Kim Jong Un defende arsenal nuclear como resposta a ameaças globais

O líder norte-coreano Kim Jong Un declarou que exercer a posição do país como um Estado nuclear é a única maneira de lidar com uma situação de segurança global imprevisível e complexa, informou a agência de notícias estatal KCNA nesta terça-feira. Durante discurso na segunda reunião plenária do Nono Comitê Central do Partido dos Trabalhadores da Coreia, realizada de sábado a segunda-feira em Pyongyang, Kim afirmou que 'incidentes e eventos inimagináveis e espantosos' estão ocorrendo devido à ganância 'gangster' das forças hegemônicas, tornando os confrontos em todo o mundo mais violentos.

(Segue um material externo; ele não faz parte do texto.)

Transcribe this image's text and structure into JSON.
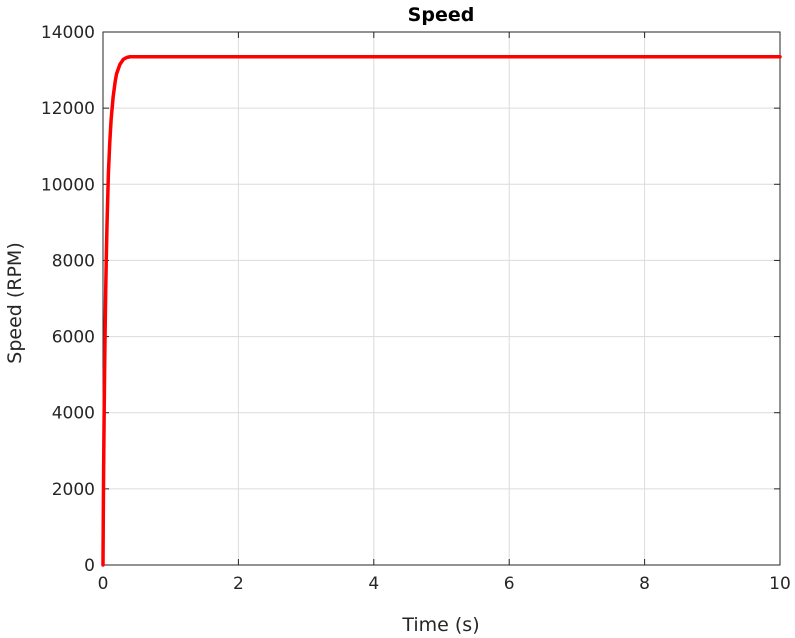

Críticas aos EUA e à Coreia do Sul

Kim culpou os Estados Unidos pelo agravamento do derramamento de sangue na Europa e no Oriente Médio, e acusou Washington e Seul de tornarem a situação de segurança na península coreana mais perigosa ao reforçarem constantemente seu arsenal nuclear conjunto, cujo único propósito, segundo ele, é atacar a Coreia do Norte. 'Expandir e fortalecer de forma constante as forças nucleares... e exercer plenamente a posição de um Estado com armas nucleares é a maneira mais correta e singular de lidar de forma ativa e confiante com a imprevisível situação militar e política internacional, que se torna cada vez mais complexa de diversas maneiras', afirmou a KCNA, sem dar detalhes sobre ações específicas em relação ao arsenal nuclear.

Ordens para aumento de arsenais e construção naval

Segundo a KCNA, Kim também ordenou o aumento do arsenal de armas convencionais e acelerou a construção de um cruzador estratégico de mísseis guiados de 10.000 toneladas. Yang Moo-jin, professor da Universidade de Estudos Norte-Coreanos em Seul, afirmou que os comentários reforçam a contínua rejeição de Pyongyang à desnuclearização e sua busca pelo reconhecimento como um Estado nuclear. 'A Coreia do Norte reafirma mais uma vez que as negociações sobre a desnuclearização estão fora de questão', disse Yang, acrescentando que o país só participaria de negociações 'como um Estado detentor de armas nucleares, em pé de igualdade', potencialmente focando na redução de armamentos em vez do desmantelamento.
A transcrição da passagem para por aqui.